|Garrison Keillor (Associated Press photo)|
"The overall form of the show, an olio of songs, stories, skits and ads for invented products—invented because public radio carried no commercials—was inspired by Keillor’s reporting, for a 1974 New Yorker piece, on the last broadcast of 'The Grand Ole Opry' from Nashville's Ryman Auditorium, built in 1892, before its move to plush new digs at Opryland," Robert Lloyd reports for the Los Angeles Times. Keillor wrote, "You listen to the Opry and pretty soon you have a place in mind … and eventually you have got to go and be there too. Closing my eyes, I could see the stage just as clearly as when I was a kid lying in front of our giant Zenith console."

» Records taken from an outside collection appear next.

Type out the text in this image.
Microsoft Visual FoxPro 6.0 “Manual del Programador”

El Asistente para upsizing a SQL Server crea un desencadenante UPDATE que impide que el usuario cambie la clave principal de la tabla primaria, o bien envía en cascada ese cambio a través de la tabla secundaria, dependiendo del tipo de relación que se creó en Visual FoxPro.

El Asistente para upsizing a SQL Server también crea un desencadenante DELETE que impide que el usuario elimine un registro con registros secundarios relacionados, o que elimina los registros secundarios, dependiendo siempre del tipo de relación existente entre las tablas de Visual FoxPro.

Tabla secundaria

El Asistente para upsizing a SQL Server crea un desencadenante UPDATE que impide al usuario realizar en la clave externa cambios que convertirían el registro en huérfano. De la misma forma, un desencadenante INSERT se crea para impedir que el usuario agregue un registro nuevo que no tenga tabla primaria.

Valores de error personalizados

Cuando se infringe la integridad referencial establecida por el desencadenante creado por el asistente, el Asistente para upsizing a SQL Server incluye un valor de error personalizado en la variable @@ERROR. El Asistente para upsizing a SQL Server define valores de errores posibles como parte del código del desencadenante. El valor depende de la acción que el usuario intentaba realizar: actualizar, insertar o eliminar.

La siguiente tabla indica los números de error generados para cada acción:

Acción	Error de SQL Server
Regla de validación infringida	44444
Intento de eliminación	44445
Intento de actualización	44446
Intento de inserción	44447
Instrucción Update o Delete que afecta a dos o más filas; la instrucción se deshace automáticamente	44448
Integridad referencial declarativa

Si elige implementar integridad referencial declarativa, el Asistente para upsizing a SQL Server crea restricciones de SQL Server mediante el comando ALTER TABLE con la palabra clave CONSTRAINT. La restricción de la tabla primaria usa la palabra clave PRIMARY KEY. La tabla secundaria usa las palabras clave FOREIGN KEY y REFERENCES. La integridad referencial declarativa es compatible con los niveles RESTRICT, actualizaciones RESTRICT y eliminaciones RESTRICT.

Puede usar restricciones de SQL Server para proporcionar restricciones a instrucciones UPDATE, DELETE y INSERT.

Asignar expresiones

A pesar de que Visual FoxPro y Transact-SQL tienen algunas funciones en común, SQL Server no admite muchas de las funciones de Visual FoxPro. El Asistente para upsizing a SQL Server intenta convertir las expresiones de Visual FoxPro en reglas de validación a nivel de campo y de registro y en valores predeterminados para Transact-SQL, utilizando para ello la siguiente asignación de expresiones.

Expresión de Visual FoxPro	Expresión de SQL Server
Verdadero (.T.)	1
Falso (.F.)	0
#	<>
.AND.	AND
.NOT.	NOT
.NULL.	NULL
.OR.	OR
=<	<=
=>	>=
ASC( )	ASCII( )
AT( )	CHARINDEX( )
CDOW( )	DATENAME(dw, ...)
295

"Populated with characters not from Keillor's own small-town youth but from the world of his parents, their siblings and their friends, Lake Wobegon—the fictional subject of Keillor’s weekly monologue—is on the face of it old-fashioned: a needlepoint sampler created in the year of 'Chinatown,' 'The Texas Chainsaw Massacre,' Kraftwerk's 'Autobahn,' and the Ramones' first public appearance," Lloyd writes.

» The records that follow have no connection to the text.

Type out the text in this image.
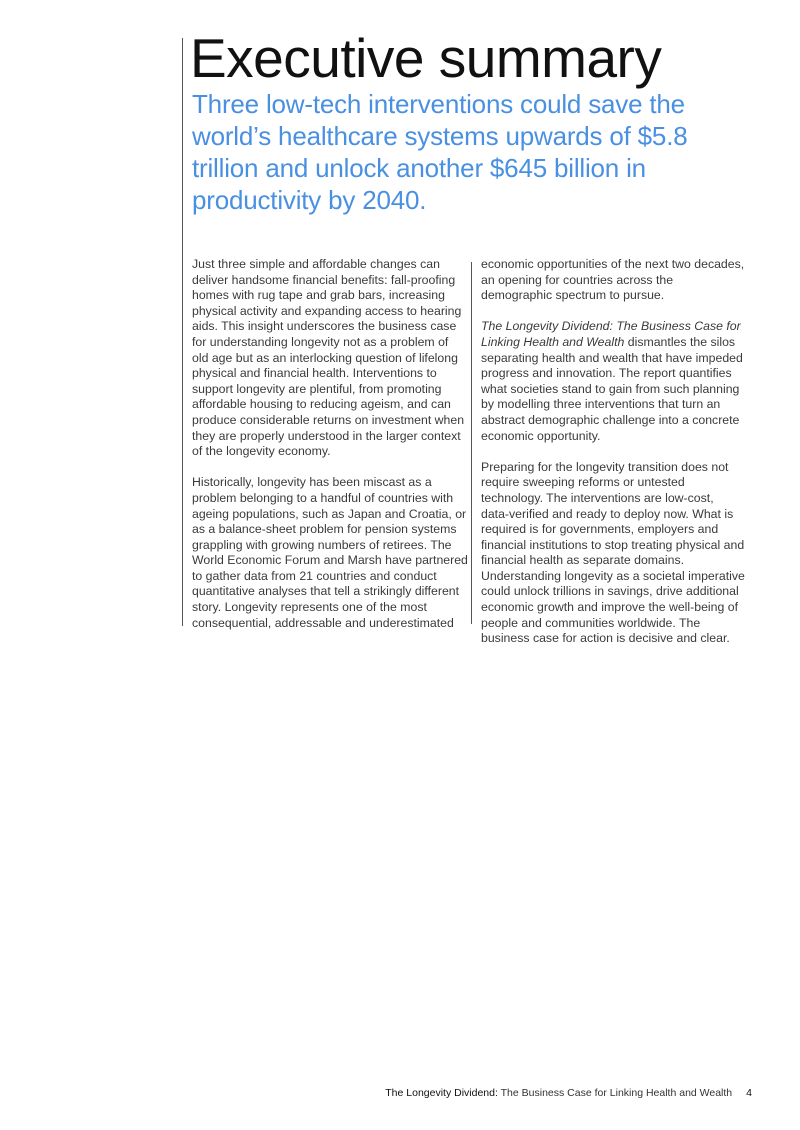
Executive summary
Three low-tech interventions could save the world’s healthcare systems upwards of $5.8 trillion and unlock another $645 billion in productivity by 2040.

Just three simple and affordable changes can deliver handsome financial benefits: fall-proofing homes with rug tape and grab bars, increasing physical activity and expanding access to hearing aids. This insight underscores the business case for understanding longevity not as a problem of old age but as an interlocking question of lifelong physical and financial health. Interventions to support longevity are plentiful, from promoting affordable housing to reducing ageism, and can produce considerable returns on investment when they are properly understood in the larger context of the longevity economy.

Historically, longevity has been miscast as a problem belonging to a handful of countries with ageing populations, such as Japan and Croatia, or as a balance-sheet problem for pension systems grappling with growing numbers of retirees. The World Economic Forum and Marsh have partnered to gather data from 21 countries and conduct quantitative analyses that tell a strikingly different story. Longevity represents one of the most consequential, addressable and underestimated

economic opportunities of the next two decades, an opening for countries across the demographic spectrum to pursue.

The Longevity Dividend: The Business Case for Linking Health and Wealth dismantles the silos separating health and wealth that have impeded progress and innovation. The report quantifies what societies stand to gain from such planning by modelling three interventions that turn an abstract demographic challenge into a concrete economic opportunity.

Preparing for the longevity transition does not require sweeping reforms or untested technology. The interventions are low-cost, data-verified and ready to deploy now. What is required is for governments, employers and financial institutions to stop treating physical and financial health as separate domains. Understanding longevity as a societal imperative could unlock trillions in savings, drive additional economic growth and improve the well-being of people and communities worldwide. The business case for action is decisive and clear.

The Longevity Dividend: The Business Case for Linking Health and Wealth 4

The show "has been a sort of ark between the old world and the new, the analog and the digital," Lloyd writes. "It kept audio comedy alive into an age of video – I bow down here to the flexible brilliance of company members Sue Scott and Tom Russell and to the sound-effects artistry of Fred Newman and Tom Keith, given a pride of place unmatched elsewhere."
It's probably not the last fans will hear of the 73-year-old Keillor. In 2013 he published a book of poetry, O, What a Luxury, and in 2012 a work of fiction, Guy Noir and the Straight Skinny. He has also been writing about the political landscape, most recently for The Washington Post.